Direct-response copywriters compose sales letters—sometimes as long as 5,000 to 10,000 words—for companies that don’t use traditional advertising. You know those emails that pile up in the Promotions folder in your Gmail, and snail mail that solicits you to buy a product or donate money not later, but right away? These are examples of direct-response advertising. You probably know it as “junk mail” or, on the internet, as “click-bait.”

Most of these copywriters have liberal arts degrees—for good reason, too. The best preparation I can imagine for the job is writing research papers. Working as a direct-response copywriter means using the same skills that helped you crank out a 20-pager on Joyce’s Ulysses or Wittgenstein’s Tractatus. A capacity for analysis and argument can, when put to commercial ends, make you rich.

Since I spoke with Jay that day, I’ve met one-time English majors who, like wide receivers, go free agent when their contract’s up because they’re making “only” $250,000 a year. Still in their 20s, they earn as much as doctors. By their 40s, they’re retired. As my friend A. puts it, “My neighbors all think I have wealthy parents. I only go outside during the day in my pajamas to get the mail.”

Direct-response copywriting isn’t the only path to vast riches—or even making a comfortable living—with a liberal arts degree. But it’s surprising to me that it’s rarely discussed, despite the internet’s glut of articles about how to escape from adjunct-teaching limbo or pay off your student loans. Sure, it may not be anyone’s dream job—but it can certainly help get you to solvency and the odd vacation in Europe.

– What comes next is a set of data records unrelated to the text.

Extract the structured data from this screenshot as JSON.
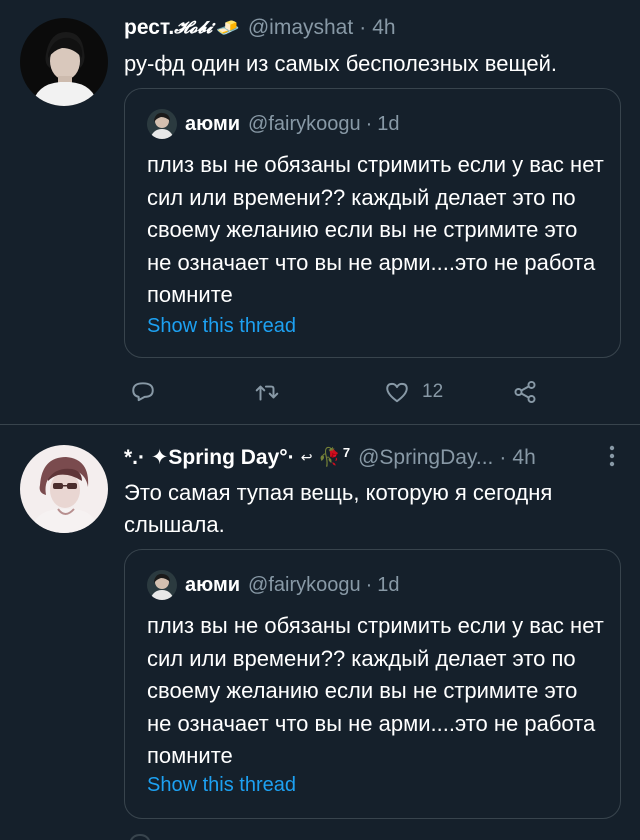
{
  "tweets": [
    {
      "author_name": "рест.",
      "author_name_suffix": "𝓗𝓸𝓫𝓲",
      "author_emoji": "🧈",
      "handle": "@imayshat",
      "time_sep": "·",
      "time": "4h",
      "text": "ру-фд один из самых бесполезных вещей.",
      "quote": {
        "author_name": "аюми",
        "handle": "@fairykoogu",
        "time_sep": "·",
        "time": "1d",
        "text": "плиз вы не обязаны стримить если у вас нет сил или времени?? каждый делает это по своему желанию если вы не стримите это не означает что вы не арми....это не работа помните",
        "show_thread": "Show this thread"
      },
      "actions": {
        "reply_icon": "reply-icon",
        "retweet_icon": "retweet-icon",
        "like_icon": "like-icon",
        "like_count": "12",
        "share_icon": "share-icon"
      }
    },
    {
      "author_name": "*.· ✦Spring Day°·",
      "author_emoji": "🥀",
      "author_sup": "7",
      "handle": "@SpringDay...",
      "time_sep": "·",
      "time": "4h",
      "text": "Это самая тупая вещь, которую я сегодня слышала.",
      "quote": {
        "author_name": "аюми",
        "handle": "@fairykoogu",
        "time_sep": "·",
        "time": "1d",
        "text": "плиз вы не обязаны стримить если у вас нет сил или времени?? каждый делает это по своему желанию если вы не стримите это не означает что вы не арми....это не работа помните",
        "show_thread": "Show this thread"
      }
    }
  ],
  "colors": {
    "background": "#15202b",
    "border": "#38444d",
    "muted": "#8899a6",
    "link": "#1da1f2"
  }
}
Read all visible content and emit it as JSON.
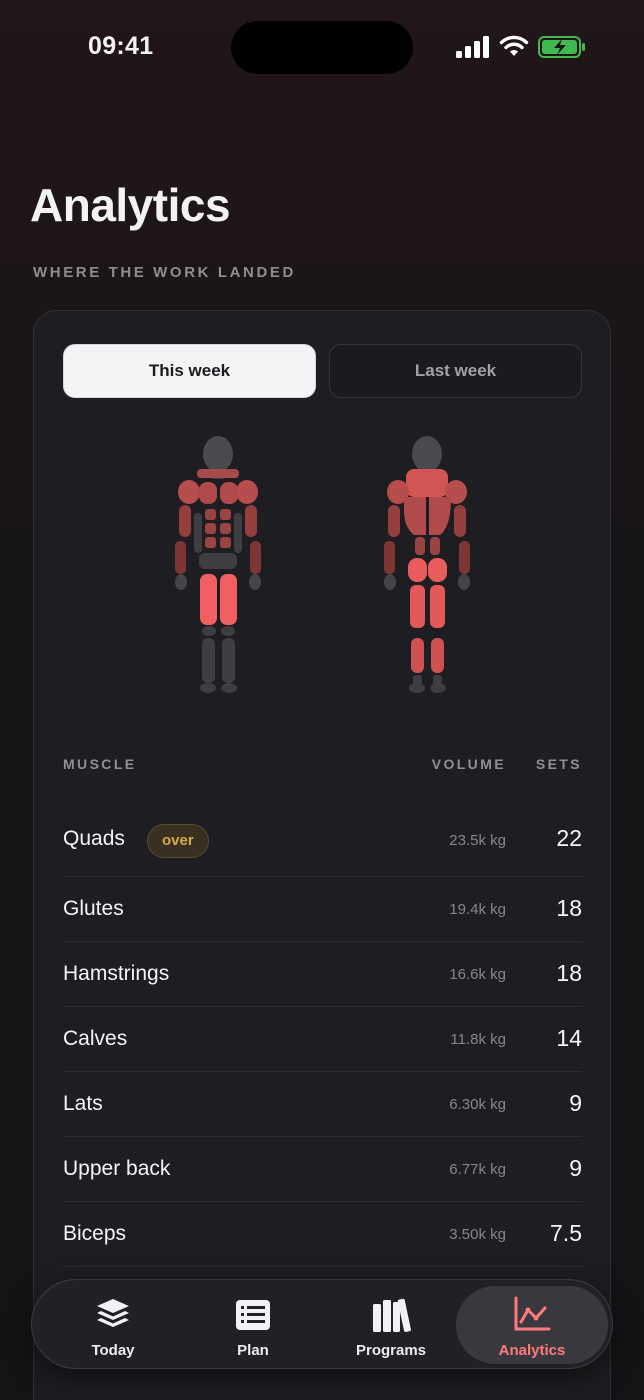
{
  "status_bar": {
    "time": "09:41"
  },
  "header": {
    "title": "Analytics",
    "subtitle": "WHERE THE WORK LANDED"
  },
  "range_toggle": {
    "options": [
      "This week",
      "Last week"
    ],
    "selected": "This week"
  },
  "table": {
    "headers": {
      "muscle": "MUSCLE",
      "volume": "VOLUME",
      "sets": "SETS"
    },
    "rows": [
      {
        "muscle": "Quads",
        "badge": "over",
        "volume": "23.5k kg",
        "sets": "22"
      },
      {
        "muscle": "Glutes",
        "volume": "19.4k kg",
        "sets": "18"
      },
      {
        "muscle": "Hamstrings",
        "volume": "16.6k kg",
        "sets": "18"
      },
      {
        "muscle": "Calves",
        "volume": "11.8k kg",
        "sets": "14"
      },
      {
        "muscle": "Lats",
        "volume": "6.30k kg",
        "sets": "9"
      },
      {
        "muscle": "Upper back",
        "volume": "6.77k kg",
        "sets": "9"
      },
      {
        "muscle": "Biceps",
        "volume": "3.50k kg",
        "sets": "7.5"
      }
    ]
  },
  "tab_bar": {
    "items": [
      {
        "label": "Today",
        "icon": "layers-icon"
      },
      {
        "label": "Plan",
        "icon": "list-icon"
      },
      {
        "label": "Programs",
        "icon": "books-icon"
      },
      {
        "label": "Analytics",
        "icon": "chart-icon",
        "active": true
      }
    ]
  },
  "colors": {
    "accent": "#ff7b7b",
    "badge": "#d4a94a",
    "background": "#141416",
    "card": "#1e1e22"
  }
}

And for some people, that is the dream. I have another friend who has a PhD in literature from an excellent school and is now one of the most successful copywriters I know. “Life is all about disappointing yourself in manageable ways,” he says.

If this line of work sounds appealing, the best way to learn more is to read John Caples’ Tested Advertising Methods. The rest you can figure out from Google and YouTube. There’s no need to pay for classes or conferences. Copywriter jobs are listed on all the usual job sites. The best ones, at least from a pay perspective, offer a commission structure in addition to a base salary.

And even if you decide you could never spend your days writing what are essentially text-based infomercials, it’s still useful to understand direct-response techniques. You encounter and act on them a dozen times a day. You just may not realize it.

Open any non-personal email and you’re participating in an A/B subject line test. Click on an article and you’re providing data to the publisher about which headlines get the most clicks. Order something from a website and you’ll be followed by ads urging you to “shop now” for similar items.

These tactics have leaked into our political and media landscape as well: Some of the most famous political operatives, including Karl Rove and Richard Viguerie, got their start running direct-mail businesses. (In fact, some historians explain the rise of the “conservative movement” expressly through its mastery of direct mail, which bypassed the mainstream media and took the message to the people themselves – an early form of disintermediation.)

None of this is intrinsically wrong or bad. But pulling back the curtain on the field can help us all be more aware of what kind of information we’re taking in—and perhaps help a few cash-strapped liberal arts majors, too.